English | Dzongkha Wednesday, September 19, 2018

Prices of imported food items rise by about 8%

Passang, Thimphu
Oct 6, 2017

The prices of imported food items soared by almost 8 per cent from August last year till August this year. This is the highest inflation recorded so far in the import of food items as per the National Statistics Bureau’s (NSB) consumer price index bulletin of August.

The prices of local goods and services saw an increase of about 6 per cent in the same period. In general, the prices of food and non-food items rose by 7.32 per cent and 4.04 per cent respectively.

Wholesalers said the hike in the prices of branded imported rice is significant. According to them, several factors have led to rise in the rice price. “Flood has damaged paddy fields and rice factories in India,” said Satendra Kumar Singh, a wholesaler based in Phuentshogling.

“Moreover, more rice is being exported to Bangladesh these days. I am hopeful the prices will become normal with the new paddy season.”

Chenzo Zangmo , a shopkeeper in Thimphu said 25 kilogram rice bag now costs Rs. 50 more, while 50 kilogram bag costs Rs 50 more. “We have no choice but to hike the price as we have to pay Nu 85 as transportation charge for every rice pack,” she said.

Tandin Dorji, another shopkeeper in Thimphu said a lot of people also think the increase in the rice price is because of the implementation of the Goods and Services Tax (GST) in India. But this, he said, is a misunderstanding.

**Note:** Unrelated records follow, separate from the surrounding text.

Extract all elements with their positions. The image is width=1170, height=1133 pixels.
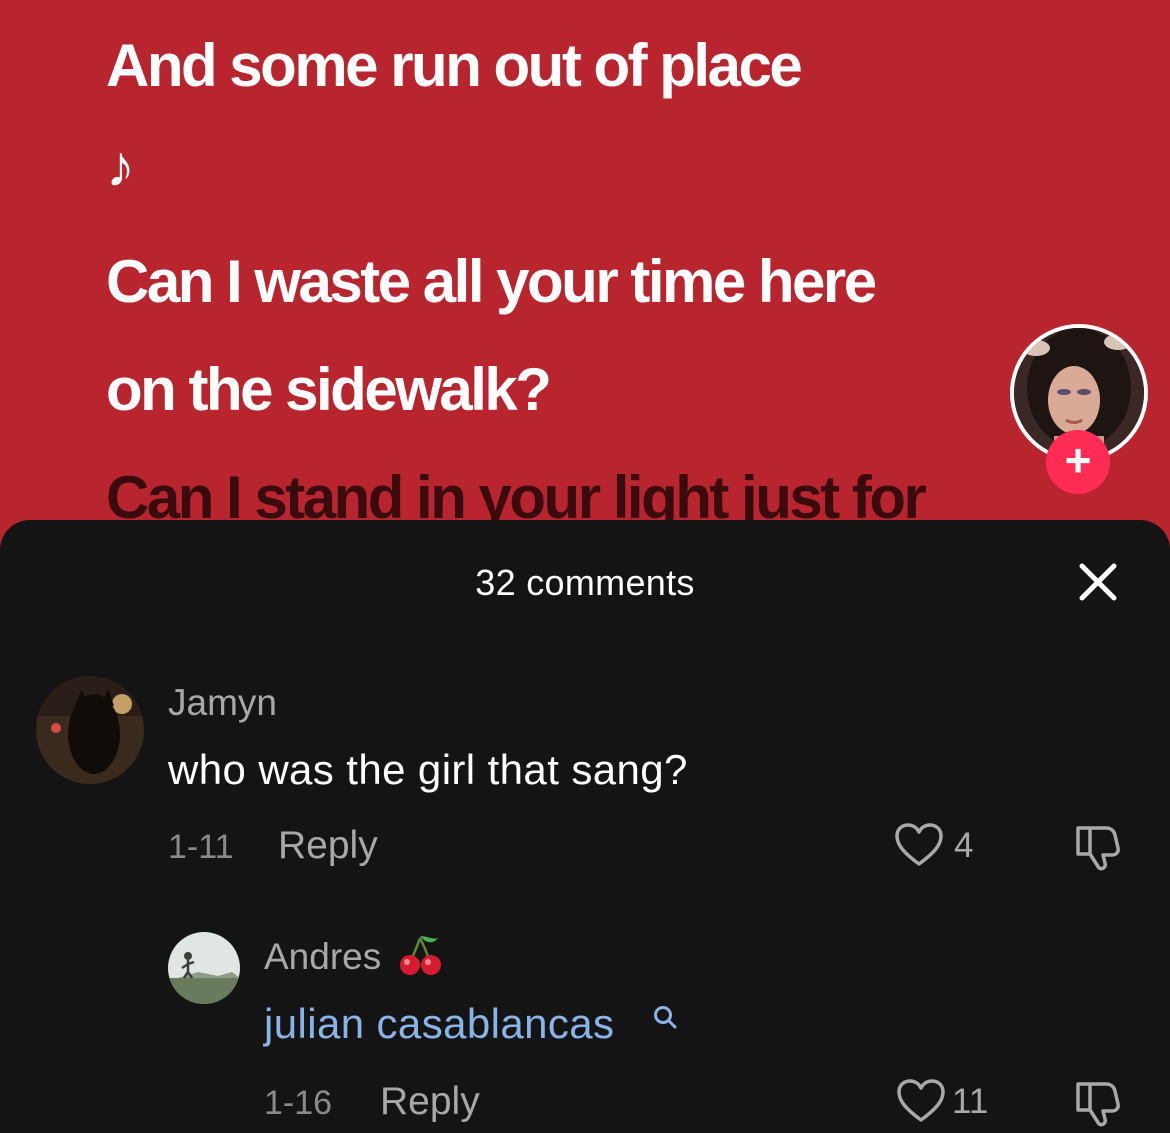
reply-text-search-link[interactable]: julian casablancas: [264, 1000, 614, 1048]
lyric-line-1: And some run out of place: [106, 32, 803, 99]
reply-username[interactable]: Andres: [264, 936, 381, 978]
reply-button[interactable]: Reply: [278, 824, 378, 868]
avatar-jamyn[interactable]: [36, 676, 144, 784]
cherry-icon: [400, 936, 441, 975]
like-count: 4: [954, 826, 974, 865]
comments-panel: 32 comments Jamyn who was the girl that …: [0, 520, 1170, 1133]
video-player[interactable]: And some run out of place ♪ Can I waste …: [0, 0, 1170, 560]
follow-button[interactable]: +: [1046, 430, 1110, 494]
reply-button[interactable]: Reply: [380, 1080, 480, 1124]
avatar-andres-image: [168, 932, 240, 1004]
avatar-andres[interactable]: [168, 932, 240, 1004]
heart-icon[interactable]: [896, 1078, 946, 1124]
comment-text: who was the girl that sang?: [168, 746, 688, 793]
search-icon[interactable]: [652, 1004, 678, 1030]
lyric-line-4: Can I stand in your light just for: [106, 464, 927, 531]
close-icon[interactable]: [1074, 558, 1122, 606]
avatar-jamyn-image: [36, 676, 144, 784]
lyric-line-3: on the sidewalk?: [106, 356, 552, 423]
music-note-lyric: ♪: [106, 134, 135, 199]
comment-username[interactable]: Jamyn: [168, 682, 277, 724]
heart-icon[interactable]: [894, 822, 944, 868]
like-count: 11: [952, 1082, 989, 1121]
dislike-icon[interactable]: [1072, 1076, 1124, 1128]
dislike-icon[interactable]: [1072, 820, 1124, 872]
lyric-line-2: Can I waste all your time here: [106, 248, 877, 315]
comment-date: 1-11: [168, 828, 234, 866]
comments-count-title: 32 comments: [475, 562, 695, 603]
reply-date: 1-16: [264, 1084, 333, 1122]
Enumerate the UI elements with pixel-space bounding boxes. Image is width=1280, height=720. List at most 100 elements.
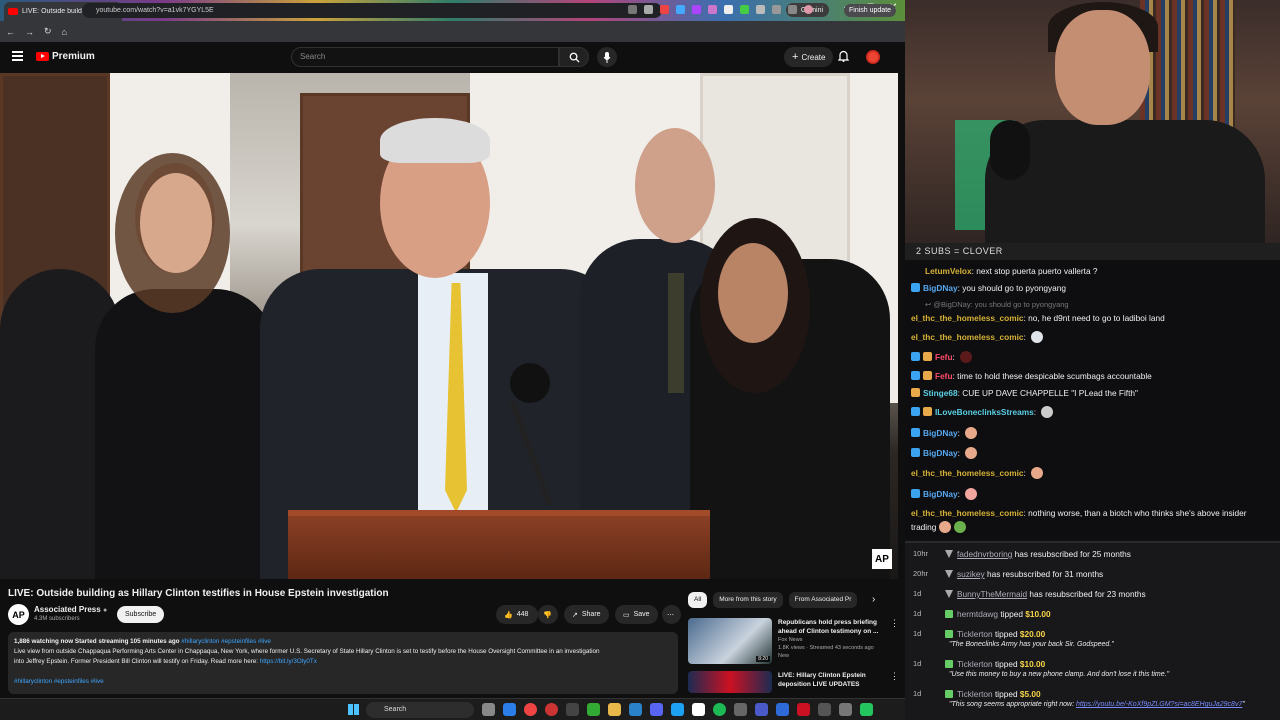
resub-icon xyxy=(945,570,953,578)
forward-icon[interactable]: → xyxy=(25,27,34,37)
taskbar-apps xyxy=(482,703,873,716)
back-icon[interactable]: ← xyxy=(6,27,15,37)
event-username[interactable]: suzikey xyxy=(957,569,985,579)
app-icon[interactable] xyxy=(629,703,642,716)
taskbar-search[interactable]: Search xyxy=(366,702,474,718)
app-icon[interactable] xyxy=(776,703,789,716)
extensions-puzzle-icon[interactable] xyxy=(756,5,765,14)
extension-icon[interactable] xyxy=(692,5,701,14)
chat-text: time to hold these despicable scumbags a… xyxy=(957,371,1152,381)
more-actions-button[interactable]: ⋯ xyxy=(662,605,681,624)
file-explorer-icon[interactable] xyxy=(608,703,621,716)
extension-icon[interactable] xyxy=(660,5,669,14)
finish-update-button[interactable]: Finish update xyxy=(844,4,897,17)
create-button[interactable]: + Create xyxy=(784,47,834,67)
like-count: 448 xyxy=(516,611,529,618)
discord-icon[interactable] xyxy=(650,703,663,716)
app-icon[interactable] xyxy=(839,703,852,716)
windows-start-icon[interactable] xyxy=(348,704,359,715)
more-vertical-icon[interactable]: ⋮ xyxy=(890,671,899,693)
chat-username[interactable]: Fefu xyxy=(935,371,953,381)
like-button[interactable]: 👍 448 xyxy=(496,605,538,624)
menu-icon[interactable] xyxy=(12,51,23,61)
app-icon[interactable] xyxy=(587,703,600,716)
youtube-header: Premium Search + Create xyxy=(0,42,905,73)
video-thumbnail[interactable] xyxy=(688,671,772,693)
extension-icon[interactable] xyxy=(708,5,717,14)
cast-icon[interactable] xyxy=(628,5,637,14)
youtube-logo[interactable]: Premium xyxy=(36,51,95,62)
stream-chat: LetumVelox: next stop puerta puerto vall… xyxy=(905,262,1280,538)
emote-icon xyxy=(954,521,967,533)
more-vertical-icon[interactable]: ⋮ xyxy=(890,618,899,664)
chat-username[interactable]: ILoveBoneclinksStreams xyxy=(935,407,1034,417)
chat-username[interactable]: LetumVelox xyxy=(925,266,972,276)
chat-username[interactable]: BigDNay xyxy=(923,428,958,438)
extension-icon[interactable] xyxy=(676,5,685,14)
obs-icon[interactable] xyxy=(566,703,579,716)
video-description[interactable]: 1,886 watching now Started streaming 105… xyxy=(8,632,678,694)
search-button[interactable] xyxy=(559,47,589,67)
chat-username[interactable]: BigDNay xyxy=(923,448,958,458)
edge-icon[interactable] xyxy=(503,703,516,716)
event-username[interactable]: Ticklerton xyxy=(957,689,993,699)
event-username[interactable]: Ticklerton xyxy=(957,659,993,669)
chip-more-from-story[interactable]: More from this story xyxy=(713,592,783,608)
recommended-video[interactable]: LIVE: Hillary Clinton Epstein deposition… xyxy=(688,671,899,693)
sidepanel-icon[interactable] xyxy=(772,5,781,14)
event-username[interactable]: BunnyTheMermaid xyxy=(957,589,1027,599)
extension-icon[interactable] xyxy=(724,5,733,14)
reload-icon[interactable]: ↻ xyxy=(44,26,52,37)
address-bar[interactable]: youtube.com/watch?v=a1vk7YGYL5E xyxy=(82,3,662,18)
chip-from-channel[interactable]: From Associated Pr xyxy=(788,592,858,608)
search-input[interactable]: Search xyxy=(291,47,559,67)
app-icon[interactable] xyxy=(860,703,873,716)
chat-username[interactable]: BigDNay xyxy=(923,489,958,499)
hashtags-inline[interactable]: #hillaryclinton #epsteinfiles #live xyxy=(181,638,271,645)
extension-icon[interactable] xyxy=(740,5,749,14)
spotify-icon[interactable] xyxy=(713,703,726,716)
chat-username[interactable]: Stinge68 xyxy=(923,388,958,398)
channel-avatar[interactable]: AP xyxy=(8,604,29,625)
app-icon[interactable] xyxy=(692,703,705,716)
chevron-right-icon[interactable]: › xyxy=(872,594,875,605)
chat-username[interactable]: el_thc_the_homeless_comic xyxy=(911,332,1024,342)
app-icon[interactable] xyxy=(671,703,684,716)
task-view-icon[interactable] xyxy=(482,703,495,716)
event-username[interactable]: fadednvrboring xyxy=(957,549,1012,559)
description-link[interactable]: https://bit.ly/3Oly0Tx xyxy=(260,658,317,665)
channel-name[interactable]: Associated Press ● xyxy=(34,605,107,614)
voice-search-button[interactable] xyxy=(597,47,617,67)
bookmark-star-icon[interactable] xyxy=(644,5,653,14)
dislike-button[interactable]: 👎 xyxy=(538,605,558,624)
profile-avatar-icon[interactable] xyxy=(804,5,813,14)
chat-username[interactable]: el_thc_the_homeless_comic xyxy=(911,468,1024,478)
video-thumbnail[interactable]: 8:20 xyxy=(688,618,772,664)
app-icon[interactable] xyxy=(818,703,831,716)
share-button[interactable]: ↗ Share xyxy=(564,605,609,624)
account-avatar[interactable] xyxy=(866,50,880,64)
chat-username[interactable]: Fefu xyxy=(935,352,953,362)
chat-username[interactable]: el_thc_the_homeless_comic xyxy=(911,313,1024,323)
chrome-icon[interactable] xyxy=(545,703,558,716)
chat-username[interactable]: el_thc_the_homeless_comic xyxy=(911,508,1024,518)
app-icon[interactable] xyxy=(797,703,810,716)
subscribe-button[interactable]: Subscribe xyxy=(117,606,165,623)
recommended-video[interactable]: 8:20 Republicans hold press briefing ahe… xyxy=(688,618,899,664)
reply-text: @BigDNay: you should go to pyongyang xyxy=(933,300,1069,309)
save-button[interactable]: ▭ Save xyxy=(615,605,658,624)
tip-message-link[interactable]: https://youtu.be/-KoXf9pZLGM?si=ac8EHguJ… xyxy=(1076,701,1242,708)
app-icon[interactable] xyxy=(734,703,747,716)
event-username[interactable]: Ticklerton xyxy=(957,629,993,639)
video-player[interactable]: AP xyxy=(0,73,898,579)
download-icon[interactable] xyxy=(788,5,797,14)
hashtags-bottom[interactable]: #hillaryclinton #epsteinfiles #live xyxy=(14,677,672,687)
youtube-play-icon xyxy=(36,52,49,61)
chip-all[interactable]: All xyxy=(688,592,708,608)
home-icon[interactable]: ⌂ xyxy=(62,27,67,37)
chat-username[interactable]: BigDNay xyxy=(923,283,958,293)
app-icon[interactable] xyxy=(755,703,768,716)
chrome-icon[interactable] xyxy=(524,703,537,716)
event-username[interactable]: hermtdawg xyxy=(957,609,998,619)
notifications-bell-icon[interactable] xyxy=(838,50,849,62)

“No tax is levied on import of rice, both in the past as well today,” said Tandin Dorji. “The rise in the price of rice is triggered by decline in the supply.”

Traders say the floods this monsoon have also damaged roads and some rice mills in India. They added, earlier, the rice consignments used to reach Bhutan within two or three days. But now, it takes more than 10 days.

Today, Bhutan imports 90 percent of its goods from India.